Once the fearsome ‘King of the Gypsies’ and the leader of the infamous Birmingham-based mob, Tommy is rattling around a dilapidated country house, writing his memoir and haunted by the ghosts of his brother Arthur and his young daughter Ruby.
Back in Birmingham, meanwhile, Tommy’s son and heir Duke (Barry Keoghan) is being courted by John Beckett (Tim Roth), a Nazi spy with plans to destroy Britain’s war economy by flooding it with millions in counterfeit banknotes. Rooted in historical events, The Immortal Man — written by Peaky Blinders’ creator Steven Knight and directed by Tom Harper — is feature-length coda to the TV series that concluded in 2022, and while it works as a standalone movie, it leans heavily on the myth of Tommy Shelby as a ruthless folk hero, a Robin Hood whose philosophy was forged in (or beneath, rather) the trenches of WWI.

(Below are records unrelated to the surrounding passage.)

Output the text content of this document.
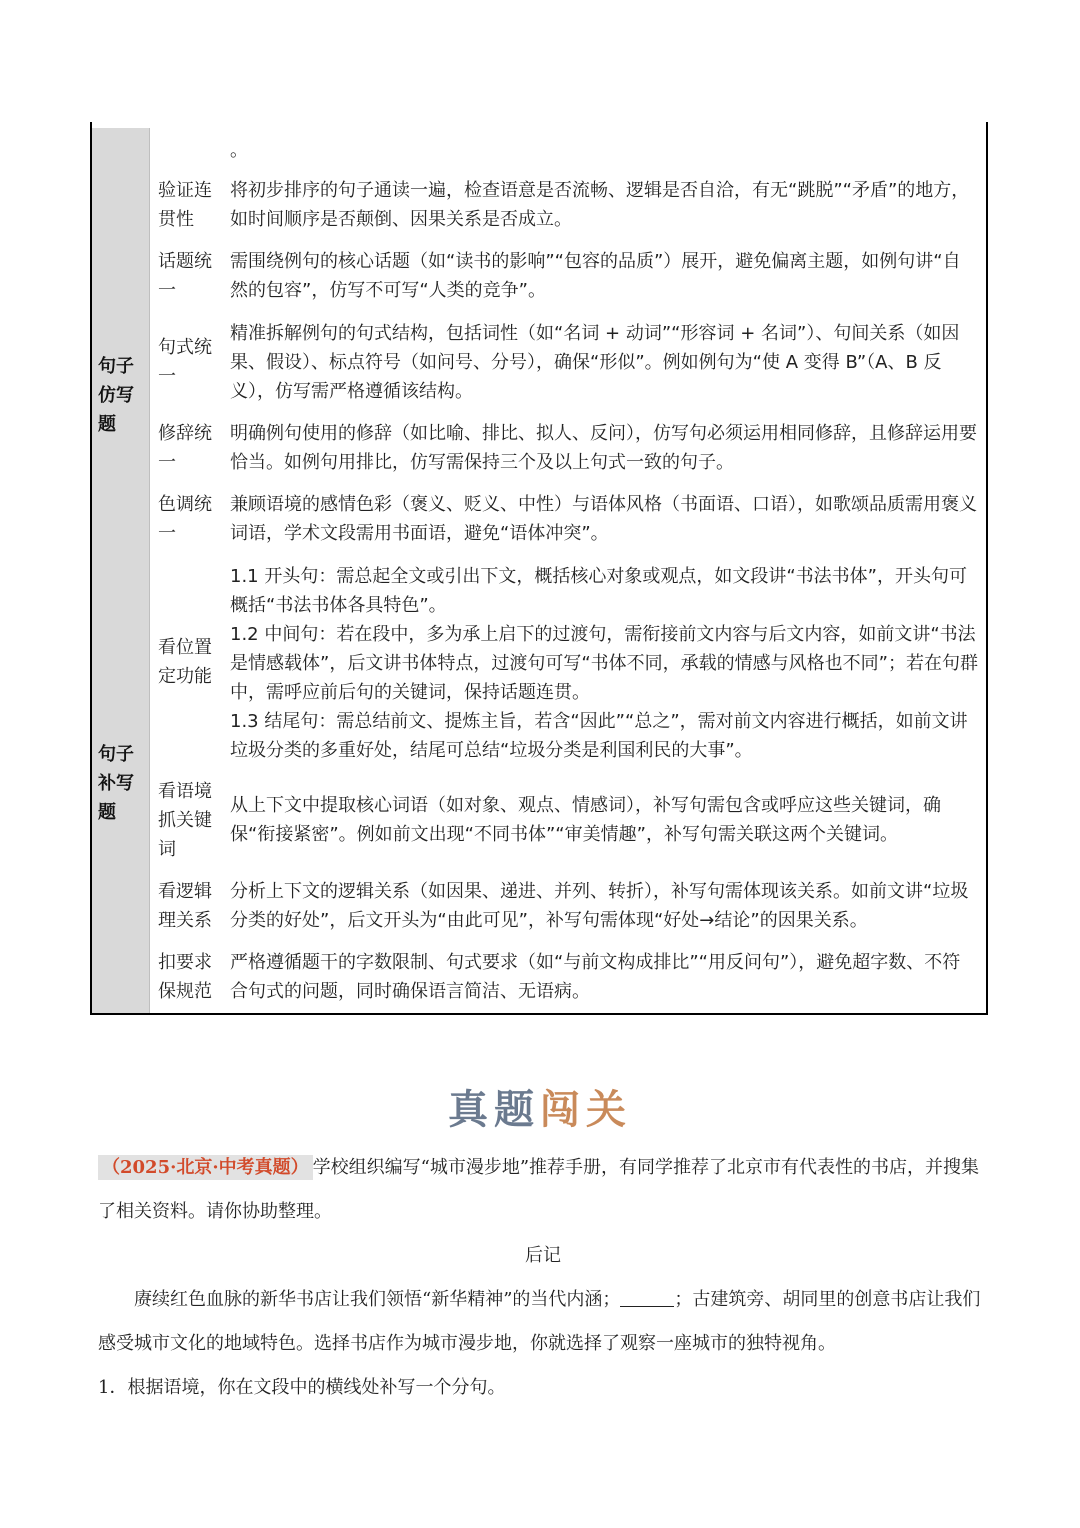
句子仿写题
句子补写题
。
验证连贯性
将初步排序的句子通读一遍，检查语意是否流畅、逻辑是否自洽，有无“跳脱”“矛盾”的地方，如时间顺序是否颠倒、因果关系是否成立。
话题统一
需围绕例句的核心话题（如“读书的影响”“包容的品质”）展开，避免偏离主题，如例句讲“自然的包容”，仿写不可写“人类的竞争”。
句式统一
精准拆解例句的句式结构，包括词性（如“名词 + 动词”“形容词 + 名词”）、句间关系（如因果、假设）、标点符号（如问号、分号），确保“形似”。例如例句为“使 A 变得 B”（A、B 反义），仿写需严格遵循该结构。
修辞统一
明确例句使用的修辞（如比喻、排比、拟人、反问），仿写句必须运用相同修辞，且修辞运用要恰当。如例句用排比，仿写需保持三个及以上句式一致的句子。
色调统一
兼顾语境的感情色彩（褒义、贬义、中性）与语体风格（书面语、口语），如歌颂品质需用褒义词语，学术文段需用书面语，避免“语体冲突”。
看位置定功能

1.1 开头句：需总起全文或引出下文，概括核心对象或观点，如文段讲“书法书体”，开头句可概括“书法书体各具特色”。

1.2 中间句：若在段中，多为承上启下的过渡句，需衔接前文内容与后文内容，如前文讲“书法是情感载体”，后文讲书体特点，过渡句可写“书体不同，承载的情感与风格也不同”；若在句群中，需呼应前后句的关键词，保持话题连贯。

1.3 结尾句：需总结前文、提炼主旨，若含“因此”“总之”，需对前文内容进行概括，如前文讲垃圾分类的多重好处，结尾可总结“垃圾分类是利国利民的大事”。

看语境抓关键词
从上下文中提取核心词语（如对象、观点、情感词），补写句需包含或呼应这些关键词，确保“衔接紧密”。例如前文出现“不同书体”“审美情趣”，补写句需关联这两个关键词。
看逻辑理关系
分析上下文的逻辑关系（如因果、递进、并列、转折），补写句需体现该关系。如前文讲“垃圾分类的好处”，后文开头为“由此可见”，补写句需体现“好处→结论”的因果关系。
扣要求保规范
严格遵循题干的字数限制、句式要求（如“与前文构成排比”“用反问句”），避免超字数、不符合句式的问题，同时确保语言简洁、无语病。
真题闯关
（2025·北京·中考真题） 学校组织编写“城市漫步地”推荐手册，有同学推荐了北京市有代表性的书店，并搜集了相关资料。请你协助整理。
后记
赓续红色血脉的新华书店让我们领悟“新华精神”的当代内涵；	；古建筑旁、胡同里的创意书店让我们感受城市文化的地域特色。选择书店作为城市漫步地，你就选择了观察一座城市的独特视角。
1．根据语境，你在文段中的横线处补写一个分句。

Murphy’s performance is a little constrained here by the anti-hero’s mythology; while Tommy has been badly wounded by life, and suffers the tortures of a man who is complicit in the loss of his loved ones, his public persona requires a granite-like exterior that doesn’t quite allow for the nuances that Murphy generally exploits to devastating effect. Rebecca Ferguson is hypnotic as Kaulo, the Romany seeress who lures Tommy back to the fray, but Barry Keoghan is rather functional as the sociopathic Duke, his swagger and bluster falling flat — deliberately, perhaps — whenever the larger-than-life Tommy strides into frame, suited and booted and sporting the iconic flat cap.
The uninitiated will enjoy The Immortal Man as a solid historical thriller; Peaky Blinders fans, however, will likely consider it a satisfyingly logical conclusion to the Tommy Shelby legend.